Le somptueux drame historique présent en sélection officielle à la Mostra de Venise, n’obtient rien d’autre que des quolibets de la critique (oser attenter à « l’Intouchable Risorgimento » !) qui préféra attribuer « Le Lion d’Or » à un film moins dérangeant, consensuel : Giuletta e Roméo de Renato Castellani.
Après deux mises en scène d’opéra, à « La Scala » de Milan, pour Maria Callas (La Vestale de Gaspare Spontini – 1954, et La Somnambula de Vincente Bellini -1955) qu’il a rencontrée chez des amis, Luchino Visconti décide de tourner un long métrage fort éloigné de son précédent : Nuits blanches (Le notti bianchi – 1957) adapté par lui même et l’inévitable Suso Cecchi D’Amico d’après la nouvelle de Fiodor Dostoïevski (1821/1881). Une nuit, Mario (Marcello Mastroianni) rencontre sur un pont, au bord d’un canal, Natalia (Maria Schell) en pleurs. Elle attend un homme qui lui a donne rendez-vous sur ce pont un an auparavant… Le film est entièrement tourné dans les studios de Cinecitta avec un immense et unique décor. Ce long métrage est « un noir et blanc » contrasté, mis en image par le chef opérateur de Senso, Giuseppe Rotunno lequel sculpte la lumière à travers les brumes de cette ville fantôme (Livourne ?). Les décorateurs ont créé une sorte de petite Venise hivernale, triste, cafardeuse où la réalité et le rêve s’entremêlent indistinctement. C’est un film en rupture avec le précédent, Senso (1954), en couleur et onéreux, qui rejoint (en partie) la veine néo-réaliste des Amants Diaboliques (1942).
En 1957, à la 18 ème Mostra de Venise Les Nuits blanches obtient le Lion d’Argent. Cette même année, Luchino Visconti achète à Ischia une belle demeure surplombant la mer tyrrhénienne : La Villa Colombia.
Après Les Nuits blanches, Luchino Visconti délaisse provisoirement le cinéma pour se consacrer à la mise en scène d’opéra : Anna Bolena de Gaetano Donizetti, Iphigenie en Tauride de Christoph Willibald Gluck, ces deux spectacles avec Maria Callas (1923/1977 à « La Scala » de Milan, et un Don Carlos de Giuseppe Verdi au Covent Garden de Londres.
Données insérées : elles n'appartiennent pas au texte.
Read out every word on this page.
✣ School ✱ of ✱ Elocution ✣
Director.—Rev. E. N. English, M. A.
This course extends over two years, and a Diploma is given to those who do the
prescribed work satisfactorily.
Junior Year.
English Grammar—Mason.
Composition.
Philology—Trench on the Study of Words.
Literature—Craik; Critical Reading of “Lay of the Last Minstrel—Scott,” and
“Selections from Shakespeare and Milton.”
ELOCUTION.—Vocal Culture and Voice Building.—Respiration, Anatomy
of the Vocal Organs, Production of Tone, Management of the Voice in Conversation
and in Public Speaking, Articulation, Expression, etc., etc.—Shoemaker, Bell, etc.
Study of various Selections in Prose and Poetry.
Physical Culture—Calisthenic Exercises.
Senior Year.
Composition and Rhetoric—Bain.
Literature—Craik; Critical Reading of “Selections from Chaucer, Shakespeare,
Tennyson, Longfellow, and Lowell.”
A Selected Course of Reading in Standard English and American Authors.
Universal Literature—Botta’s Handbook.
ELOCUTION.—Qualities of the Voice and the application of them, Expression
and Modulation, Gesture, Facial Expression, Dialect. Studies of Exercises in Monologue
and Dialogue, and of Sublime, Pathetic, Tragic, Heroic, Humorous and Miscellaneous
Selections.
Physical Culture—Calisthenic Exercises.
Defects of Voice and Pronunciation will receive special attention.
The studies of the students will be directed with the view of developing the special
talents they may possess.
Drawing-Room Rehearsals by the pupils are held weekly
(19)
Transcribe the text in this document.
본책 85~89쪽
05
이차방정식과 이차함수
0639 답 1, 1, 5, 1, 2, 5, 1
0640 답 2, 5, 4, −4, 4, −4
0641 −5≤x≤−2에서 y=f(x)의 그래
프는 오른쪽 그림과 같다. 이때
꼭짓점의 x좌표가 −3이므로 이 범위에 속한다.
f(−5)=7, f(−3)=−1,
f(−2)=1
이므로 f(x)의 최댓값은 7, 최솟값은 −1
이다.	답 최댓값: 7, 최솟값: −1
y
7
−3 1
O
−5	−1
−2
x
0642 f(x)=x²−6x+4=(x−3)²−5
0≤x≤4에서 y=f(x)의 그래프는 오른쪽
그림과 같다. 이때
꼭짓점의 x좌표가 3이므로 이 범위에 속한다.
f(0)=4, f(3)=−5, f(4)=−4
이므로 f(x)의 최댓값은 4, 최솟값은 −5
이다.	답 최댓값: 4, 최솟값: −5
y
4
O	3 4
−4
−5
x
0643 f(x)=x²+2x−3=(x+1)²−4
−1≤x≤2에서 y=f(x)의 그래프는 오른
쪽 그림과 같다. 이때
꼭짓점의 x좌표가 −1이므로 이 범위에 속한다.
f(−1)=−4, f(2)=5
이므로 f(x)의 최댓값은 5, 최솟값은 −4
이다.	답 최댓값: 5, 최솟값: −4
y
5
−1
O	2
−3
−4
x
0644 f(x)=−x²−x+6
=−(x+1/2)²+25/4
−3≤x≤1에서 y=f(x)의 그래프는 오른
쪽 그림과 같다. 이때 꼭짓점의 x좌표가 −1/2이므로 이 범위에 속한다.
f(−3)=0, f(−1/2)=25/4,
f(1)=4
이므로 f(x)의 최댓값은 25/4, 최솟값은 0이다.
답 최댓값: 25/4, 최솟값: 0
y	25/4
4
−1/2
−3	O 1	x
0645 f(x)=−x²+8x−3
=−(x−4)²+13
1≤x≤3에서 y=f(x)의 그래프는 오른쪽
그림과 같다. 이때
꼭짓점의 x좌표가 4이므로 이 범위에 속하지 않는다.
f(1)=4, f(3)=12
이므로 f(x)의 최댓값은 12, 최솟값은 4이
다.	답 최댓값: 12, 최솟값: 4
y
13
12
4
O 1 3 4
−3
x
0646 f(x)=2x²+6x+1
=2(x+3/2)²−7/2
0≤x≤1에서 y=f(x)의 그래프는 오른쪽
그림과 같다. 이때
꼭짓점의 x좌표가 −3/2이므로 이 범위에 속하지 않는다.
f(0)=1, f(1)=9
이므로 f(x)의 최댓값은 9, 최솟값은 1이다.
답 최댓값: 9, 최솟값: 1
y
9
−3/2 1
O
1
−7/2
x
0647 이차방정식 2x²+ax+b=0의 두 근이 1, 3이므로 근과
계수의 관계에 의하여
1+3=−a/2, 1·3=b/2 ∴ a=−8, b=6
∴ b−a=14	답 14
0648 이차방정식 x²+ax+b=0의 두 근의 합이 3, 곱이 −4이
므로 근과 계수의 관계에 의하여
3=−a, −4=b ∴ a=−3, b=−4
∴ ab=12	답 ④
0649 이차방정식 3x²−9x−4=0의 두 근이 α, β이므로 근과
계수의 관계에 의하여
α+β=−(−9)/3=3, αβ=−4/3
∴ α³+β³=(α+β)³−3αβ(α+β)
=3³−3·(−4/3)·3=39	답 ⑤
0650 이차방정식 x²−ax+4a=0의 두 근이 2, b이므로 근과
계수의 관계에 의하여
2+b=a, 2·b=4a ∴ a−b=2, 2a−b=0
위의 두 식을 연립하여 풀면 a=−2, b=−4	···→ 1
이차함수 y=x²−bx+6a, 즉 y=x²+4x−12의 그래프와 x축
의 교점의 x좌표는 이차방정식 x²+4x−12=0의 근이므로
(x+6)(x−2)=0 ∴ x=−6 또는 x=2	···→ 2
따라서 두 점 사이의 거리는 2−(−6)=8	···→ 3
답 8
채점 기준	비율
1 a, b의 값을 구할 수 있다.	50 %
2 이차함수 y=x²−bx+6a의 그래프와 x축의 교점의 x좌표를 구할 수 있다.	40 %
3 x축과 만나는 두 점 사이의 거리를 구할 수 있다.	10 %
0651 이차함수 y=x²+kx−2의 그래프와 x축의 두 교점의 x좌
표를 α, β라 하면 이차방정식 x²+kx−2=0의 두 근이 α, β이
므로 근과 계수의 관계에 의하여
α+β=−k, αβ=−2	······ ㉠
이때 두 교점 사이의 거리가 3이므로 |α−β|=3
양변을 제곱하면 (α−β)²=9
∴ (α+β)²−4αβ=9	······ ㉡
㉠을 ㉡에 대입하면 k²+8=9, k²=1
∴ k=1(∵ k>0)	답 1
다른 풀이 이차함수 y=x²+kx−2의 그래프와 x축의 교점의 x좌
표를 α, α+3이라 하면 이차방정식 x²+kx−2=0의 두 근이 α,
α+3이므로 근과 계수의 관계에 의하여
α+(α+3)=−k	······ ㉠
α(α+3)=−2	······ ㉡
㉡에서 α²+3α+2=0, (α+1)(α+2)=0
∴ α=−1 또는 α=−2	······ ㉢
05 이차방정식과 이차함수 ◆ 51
Point final au néo-réalisme : « Rocco et ses frères » (1960)
Luchino Visconti a affirmé avec force qu’il avait ouvert la voie du néo-réalisme (Les Amants Diaboliques) en 1942 et qu’il l’avait refermé avec son film : Rocco et ses frères (Rocco e i suoi fratelli) en 1960. Son point de vue est incontestable. L’inévitable Suso Cecchi D’amico propose un sujet adapte du roman « Le pont de Ghisolfa » (Il ponte della Ghisolfa - 1958) de Giovanni Testori (1923/1993). C’est une production franco-italienne (Titanus et Les Films Marceau), ambitieuse tournée en noir et blanc par le chef opérateur habituel du réalisateur : Giuseppe Rotunno. Luchino Visconti secondé par Vasco Pratelini découpe le long métrage (169’ version courte, 192’ minutes version intégrale) en « blocs narratifs » autour des cinq frères de la famille Parondi : Rocco la bonté (Alain Delon), Simone le violent (Renato Salvatori), Vincenzo (Spyros Fokas), Ciro (Max Cartier) et Luca (Rocco Vidolazzi). Chaque fils Parondi, paysans exilés de Lucanie (Mezzogiorno), arrivés par le train en gare de Milan, avec leur mère, Rosaria (Katina Paxiou), représente un archétype. Chacun tente, avec plus ou moins de bonheur, de s’intégrer dans une société industrielle, fuyant ainsi la misère d’une société pastorale sans avenir. Rocco et ses frères rappelle dans sa structure narrative, le roman de Fiodor Dostoïevski : Les Frères Karamazov. Il en a la complexité et l’ampleur descriptive.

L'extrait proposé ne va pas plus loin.